Most of us did not grow up with puff-puffs. At least that is what I call them. We had to make do with bland Cheerios because the honey nut version wasn’t even introduced until 1979. Still puff-puffs, which are seemingly pale, white-ish looking versions of Cheerios in various flavors and versions, are useful when it comes to babies. I saw them at my local discount grocery store and bought two containers, $0.99 each. They made me feel nostalgic when I handed them off to my daughter. The empty containers are useful too and I know from the depths of motherhood just what one sounds like when shook by an angry toddler on the verge of a massive tantrum when it has just three puff-puffs left inside. There is an entirely different sound made by those lone puff-puffs when the very same toddler is having a pre-dinner, hell hour melt down by the way.
The puff-puffs know their limits.
The Grocery Outlet had strawberry-beet flavored puff-puffs which my grand-daughter Claudia, after taking a tentative nibble, decreed were pretty good all things considered. My youngest grandbaby loves them. Even if she is quite full, she screams for them and her mother complies. There is likely a complicated math formula existing that explains why mini-vans can weigh twice their normal weight after the third kid comes along. It is all because of discarded bits of puff-puffs, wedged year after year, in-between the car seat cushions. I always imagined that this happens after countless miles of moms driving along, throwing handfuls of puff-puffs back over their shoulders to screaming kids strapped securely into car seats kicking and crying and all because the dads refuse to take the kids to daycare even though it always makes the moms late for work and dad’s job is much closer to the babysitter. If dad drove them, I think, the kids would not be stuck for over an hour in traffic and famished but in my version of this, the dad always claims he has to get in early and work late. This when in reality, dad gets in early in order to swing by Starbucks and blow $9 to buy the skanky yet disinterested 19-year-old admin in sales a double latte with soy milk and extra foam. Dad is cheap in my head but not when it comes to trying to make time a 19-year-old. In my head, he knows exactly what she likes yet cannot remember that his wife of more than a decade is lethally allergic to shellfish. I then decide that dad leaves early to join a much younger crowd drinking at the local water hole blowing money on booze while pathetically pretending that he doesn’t have a wife and three kids at home and a mini van getting lousy gas mileage because of all those dried up bits of puff-puffs that have accumulated over the years. Oh sure, Mom keeps talking about taking the car in some weekend for a deep clean but frankly, she’s too embarrassed and let’s face it, Dad is a grade A jerk. Even the skanky 19-year-old admin in sales thinks so.
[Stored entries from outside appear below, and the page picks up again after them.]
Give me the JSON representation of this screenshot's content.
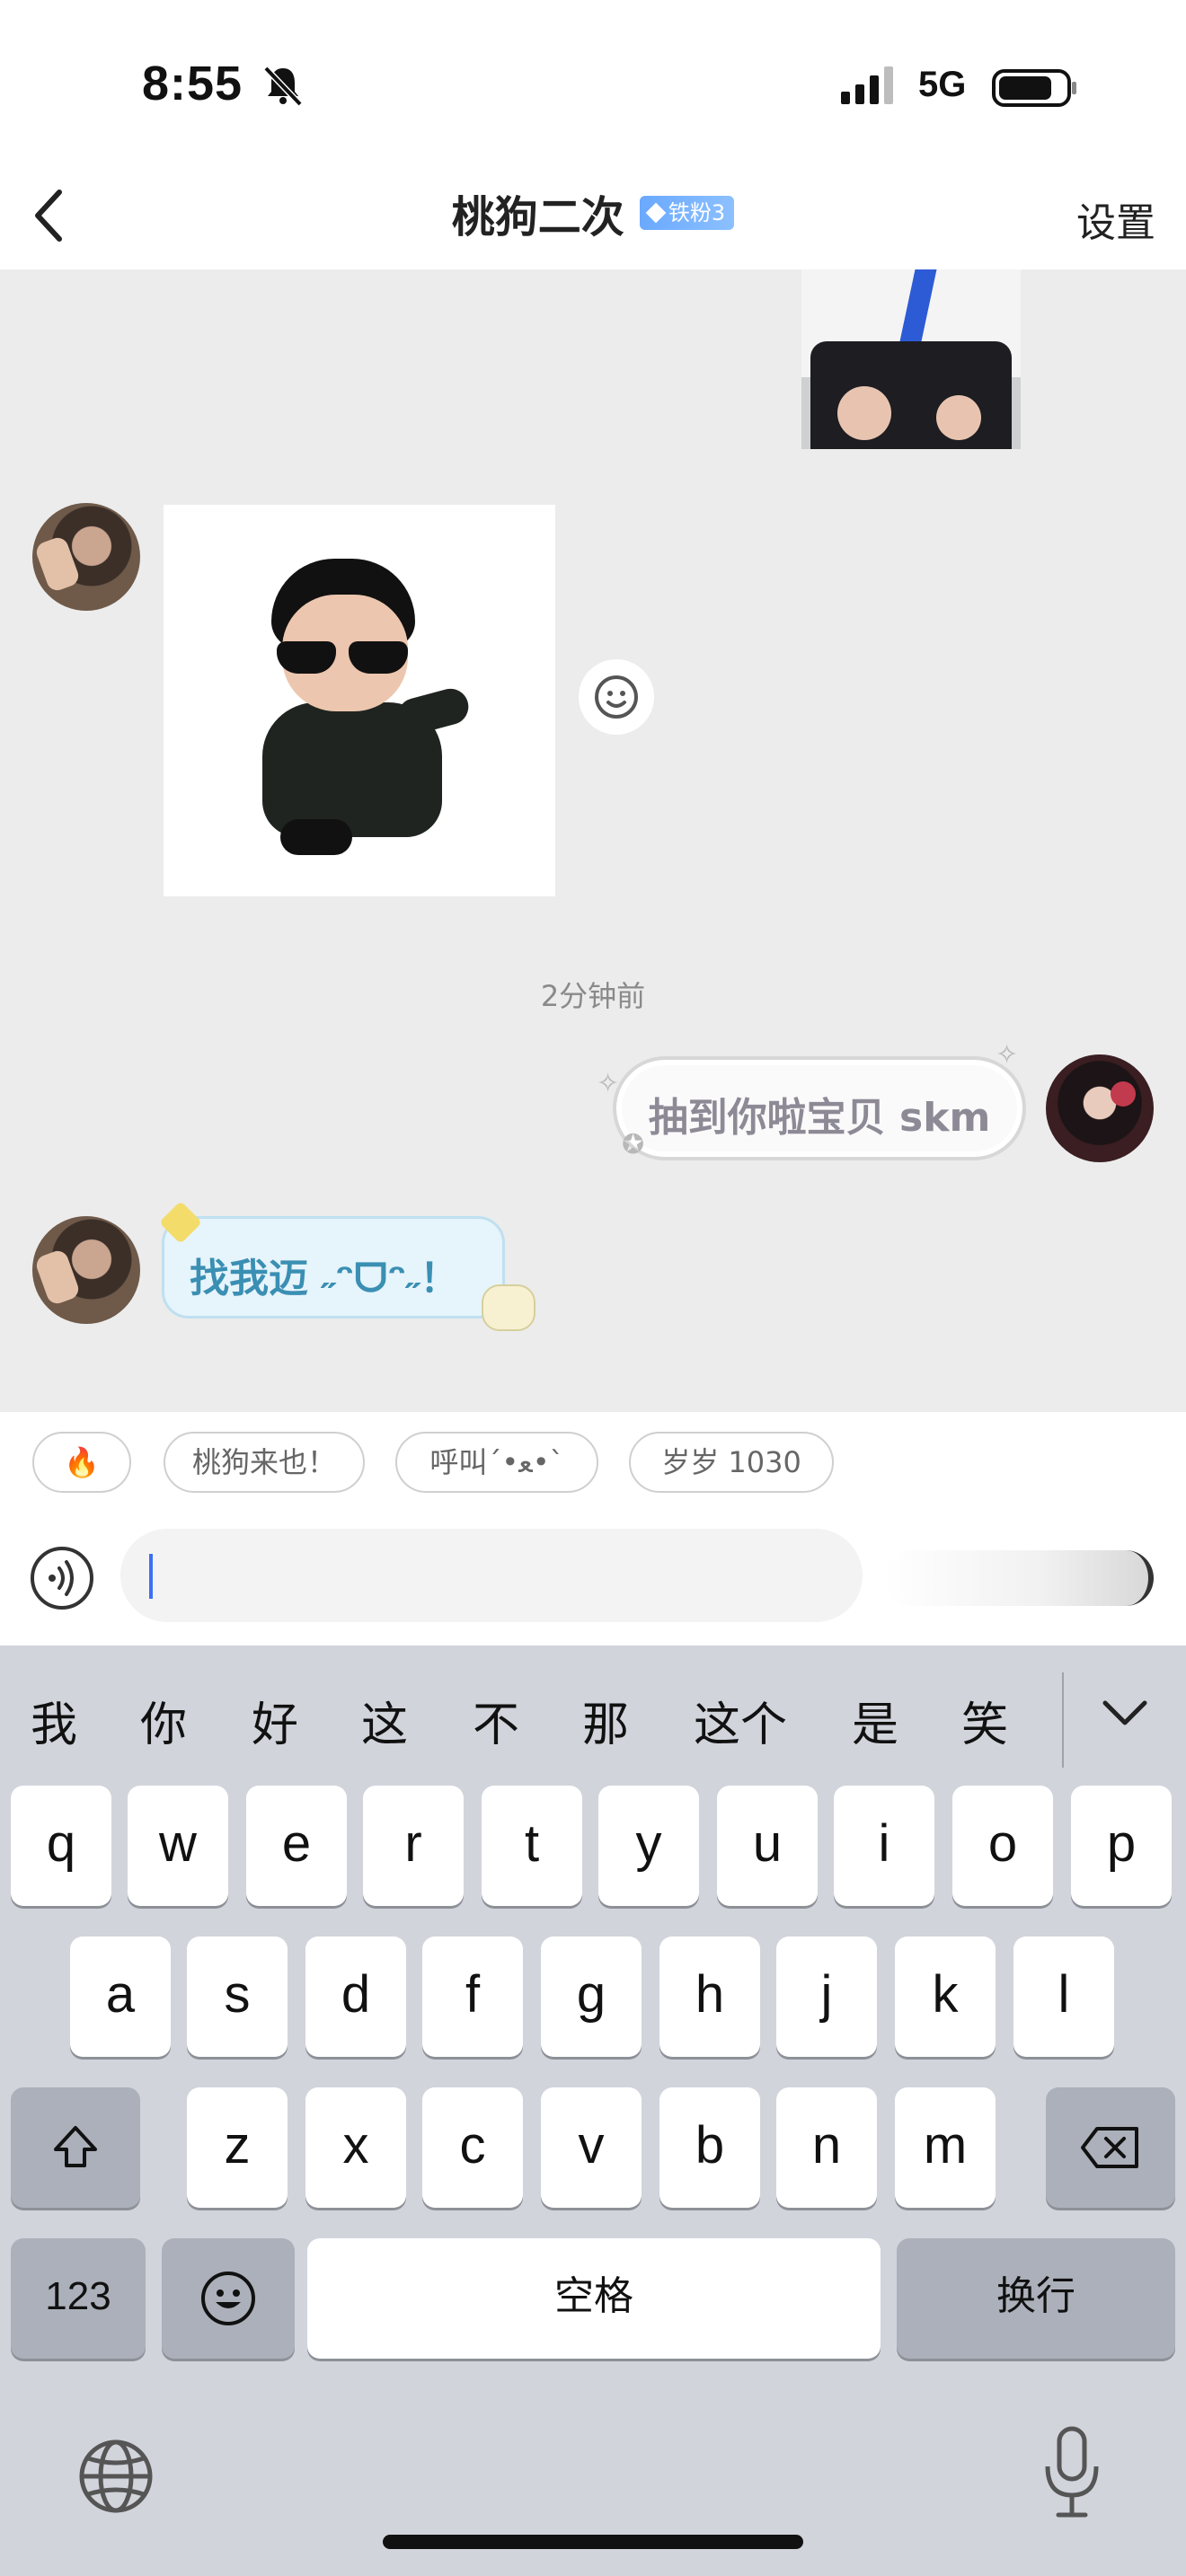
{
  "status_bar": {
    "time": "8:55",
    "network": "5G",
    "icons": [
      "bell-muted-icon",
      "signal-icon",
      "battery-icon"
    ]
  },
  "nav": {
    "title": "桃狗二次",
    "badge": "铁粉3",
    "settings": "设置",
    "back_icon": "chevron-left-icon"
  },
  "chat": {
    "timestamp": "2分钟前",
    "outgoing_message": "抽到你啦宝贝 skm",
    "incoming_message": "找我迈 ˶ᵔᗜᵔ˶！"
  },
  "quick_replies": [
    "🔥",
    "桃狗来也！",
    "呼叫´•ﻌ•`",
    "岁岁 1030"
  ],
  "input": {
    "value": ""
  },
  "keyboard": {
    "candidates": [
      "我",
      "你",
      "好",
      "这",
      "不",
      "那",
      "这个",
      "是",
      "笑"
    ],
    "row1": [
      "q",
      "w",
      "e",
      "r",
      "t",
      "y",
      "u",
      "i",
      "o",
      "p"
    ],
    "row2": [
      "a",
      "s",
      "d",
      "f",
      "g",
      "h",
      "j",
      "k",
      "l"
    ],
    "row3": [
      "z",
      "x",
      "c",
      "v",
      "b",
      "n",
      "m"
    ],
    "numbers_key": "123",
    "space_key": "空格",
    "return_key": "换行"
  },
  "colors": {
    "accent": "#3b6ff5",
    "keyboard_bg": "#d1d4db",
    "chat_bg": "#ececec",
    "badge": "#6aa9ff"
  }
}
Such is the thankless role I envision for puff-puffs. My daughter was fortunate, she at least got Honey Nut Cheerios or what I like to think is the 80s unhealthy version of puff-puffs. And even though Fruit Loops have been around in some marketed form or another since 1959, I never thought to press them into service as the artificially colored junk food alternative to cheerios. Those boxes of cereal are still expensive and not the nutritional bargain we were all once told they were. This is an option we never discuss in front of the baby of course. This is because the little blond bombshell that is my youngest grandbaby is completely entranced with puff-puffs, drooling with a single puff-puff rolling around in her tender teething mouth until it becomes mushy and literally dissolves on her expectant infant tongue. Then she demands another and yet another and the process never ends. At least until naptime. My daughter thinks they help with her chewing but I think she just likes the idea of something textured lolling around in her teeth-sprouting mouth, something vaguely sweet that mom continually feeds her, something that distracts her from her little aching gums.
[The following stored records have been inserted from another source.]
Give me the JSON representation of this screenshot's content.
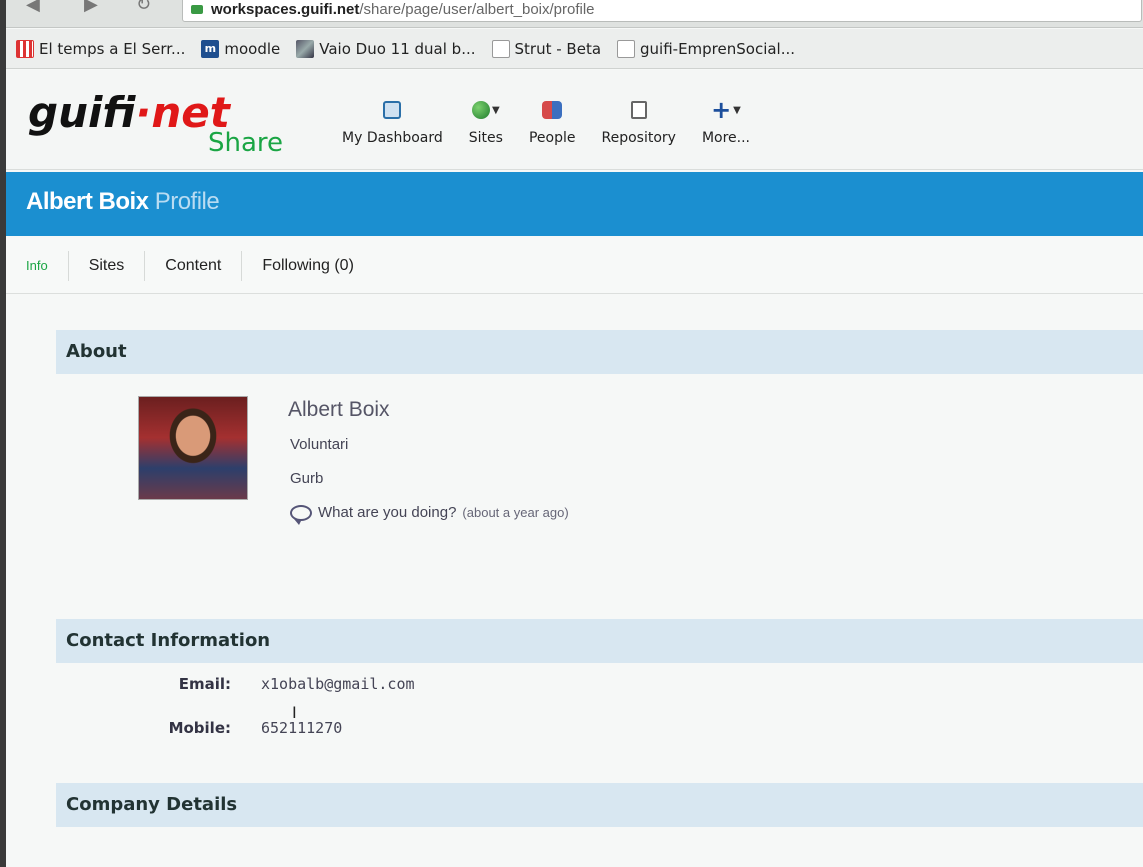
{
  "browser": {
    "url_host": "workspaces.guifi.net",
    "url_path": "/share/page/user/albert_boix/profile",
    "bookmarks": [
      {
        "label": "El temps a El Serr...",
        "icon": "weather-icon"
      },
      {
        "label": "moodle",
        "icon": "moodle-icon"
      },
      {
        "label": "Vaio Duo 11 dual b...",
        "icon": "image-thumb-icon"
      },
      {
        "label": "Strut - Beta",
        "icon": "document-icon"
      },
      {
        "label": "guifi-EmprenSocial...",
        "icon": "document-icon"
      }
    ]
  },
  "header": {
    "logo_main": "guifi",
    "logo_dot": "·",
    "logo_net": "net",
    "logo_share": "Share",
    "nav": [
      {
        "label": "My Dashboard",
        "icon": "dashboard-icon"
      },
      {
        "label": "Sites",
        "icon": "globe-icon"
      },
      {
        "label": "People",
        "icon": "people-icon"
      },
      {
        "label": "Repository",
        "icon": "repository-icon"
      },
      {
        "label": "More...",
        "icon": "plus-icon"
      }
    ]
  },
  "title": {
    "name": "Albert Boix",
    "suffix": "Profile"
  },
  "tabs": [
    "Info",
    "Sites",
    "Content",
    "Following (0)"
  ],
  "about": {
    "heading": "About",
    "name": "Albert Boix",
    "role": "Voluntari",
    "location": "Gurb",
    "status": "What are you doing?",
    "status_time": "(about a year ago)"
  },
  "contact": {
    "heading": "Contact Information",
    "email_label": "Email:",
    "email": "x1obalb@gmail.com",
    "mobile_label": "Mobile:",
    "mobile": "652111270"
  },
  "company": {
    "heading": "Company Details"
  },
  "colors": {
    "titlebar": "#1b8fd0",
    "section": "#d8e7f1",
    "logo_red": "#e01818",
    "logo_green": "#1aa544"
  }
}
Who is to say if babies become jerks from an early age because of puff-puffs. It is entirely possible.
Meanwhile, I continue to make frugal alternatives to expensive, store bought, baby food. I make all of the baby’s vegetables and fruits while making dinner. It’s easy and takes no time at all to puree up some fruit, strain it and can it for the freezer. I do the same with sweet potatoes and butternut squash, both which the baby has given her tiny seal of approval to eat. Each jar costs me pennies to make versus the dollars each jar would cost should my daughter buy them from the store. Somebody gave her a couple of dozen old baby food jars which she turned over to me. While making dinner, I sterilize a few, choose whichever fruit or vegetable needs using up and then jar everything up in the freezer for safe keeping. This has been ensuring that I don’t waste my bounty of summer fruits and vegetables. Nothing goes to waste. In return, I manage to distract the baby from her true love, puff-puffs although only for a short time.
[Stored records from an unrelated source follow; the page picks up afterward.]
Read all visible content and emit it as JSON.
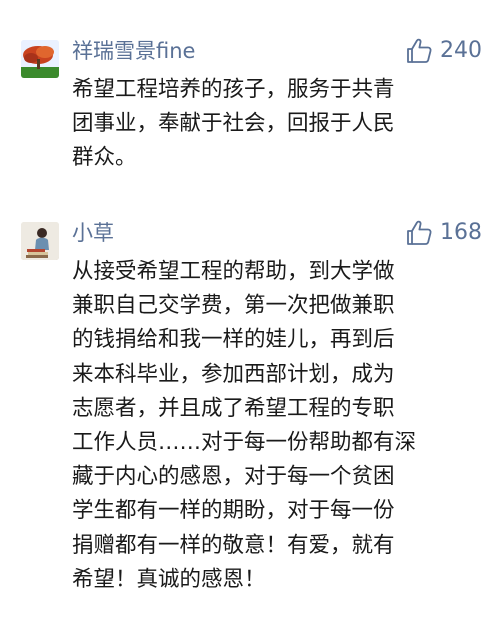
{
  "comments": [
    {
      "author": "祥瑞雪景fine",
      "likes": "240",
      "text": "希望工程培养的孩子，服务于共青\n团事业，奉献于社会，回报于人民\n群众。",
      "avatar_icon": "autumn-tree-photo"
    },
    {
      "author": "小草",
      "likes": "168",
      "text": "从接受希望工程的帮助，到大学做\n兼职自己交学费，第一次把做兼职\n的钱捐给和我一样的娃儿，再到后\n来本科毕业，参加西部计划，成为\n志愿者，并且成了希望工程的专职\n工作人员……对于每一份帮助都有深\n藏于内心的感恩，对于每一个贫困\n学生都有一样的期盼，对于每一份\n捐赠都有一样的敬意！有爱，就有\n希望！真诚的感恩！",
      "avatar_icon": "person-with-books-photo"
    }
  ],
  "colors": {
    "name": "#5a7196",
    "text": "#1a1a1a",
    "background": "#ffffff"
  },
  "icons": {
    "like": "thumbs-up-outline-icon"
  }
}
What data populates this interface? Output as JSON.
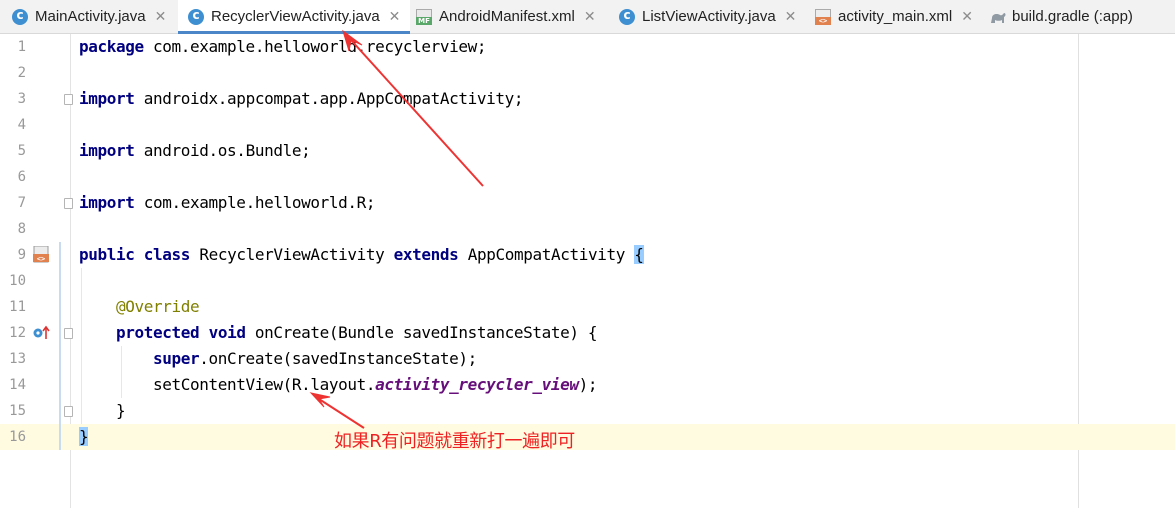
{
  "tabs": [
    {
      "label": "MainActivity.java",
      "icon": "class-icon",
      "active": false
    },
    {
      "label": "RecyclerViewActivity.java",
      "icon": "class-icon",
      "active": true
    },
    {
      "label": "AndroidManifest.xml",
      "icon": "manifest-icon",
      "active": false
    },
    {
      "label": "ListViewActivity.java",
      "icon": "class-icon",
      "active": false
    },
    {
      "label": "activity_main.xml",
      "icon": "layout-file-icon",
      "active": false
    },
    {
      "label": "build.gradle (:app)",
      "icon": "gradle-icon",
      "active": false
    }
  ],
  "tab_close_glyph": "✕",
  "line_numbers": [
    "1",
    "2",
    "3",
    "4",
    "5",
    "6",
    "7",
    "8",
    "9",
    "10",
    "11",
    "12",
    "13",
    "14",
    "15",
    "16"
  ],
  "code": {
    "l1": {
      "kw": "package",
      "rest": " com.example.helloworld.recyclerview;"
    },
    "l3": {
      "kw": "import",
      "rest": " androidx.appcompat.app.AppCompatActivity;"
    },
    "l5": {
      "kw": "import",
      "rest": " android.os.Bundle;"
    },
    "l7": {
      "kw": "import",
      "rest": " com.example.helloworld.R;"
    },
    "l9": {
      "kw1": "public",
      "kw2": "class",
      "name": "RecyclerViewActivity",
      "kw3": "extends",
      "parent": "AppCompatActivity",
      "brace": "{"
    },
    "l11": {
      "annotation": "@Override"
    },
    "l12": {
      "kw1": "protected",
      "kw2": "void",
      "rest": " onCreate(Bundle savedInstanceState) {"
    },
    "l13": {
      "kw": "super",
      "rest": ".onCreate(savedInstanceState);"
    },
    "l14": {
      "pre": "setContentView(R.layout.",
      "field": "activity_recycler_view",
      "post": ");"
    },
    "l15": {
      "text": "}"
    },
    "l16": {
      "text": "}"
    }
  },
  "gutter_icons": {
    "line9": "layout-file-icon",
    "line12": "override-icon"
  },
  "annotation_note": "如果R有问题就重新打一遍即可",
  "colors": {
    "keyword": "#000080",
    "annotation": "#808000",
    "field": "#660e7a",
    "brace_highlight": "#99ccff",
    "caret_row": "#fffbe1",
    "active_tab_underline": "#4a86c8",
    "annotation_red": "#ee2222"
  }
}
Point to all this is that homemade is clearly better and much, much cheaper in the long run. I also find I waste no fruit or vegetables using this, process as I go system while making dinner. The technique works for non-baby food consumers as well. Every evening as you prep dinner, take a quick look around the fruit bowl or vegetable crisper to make sure nothing is going to waste. You will save money in the long run.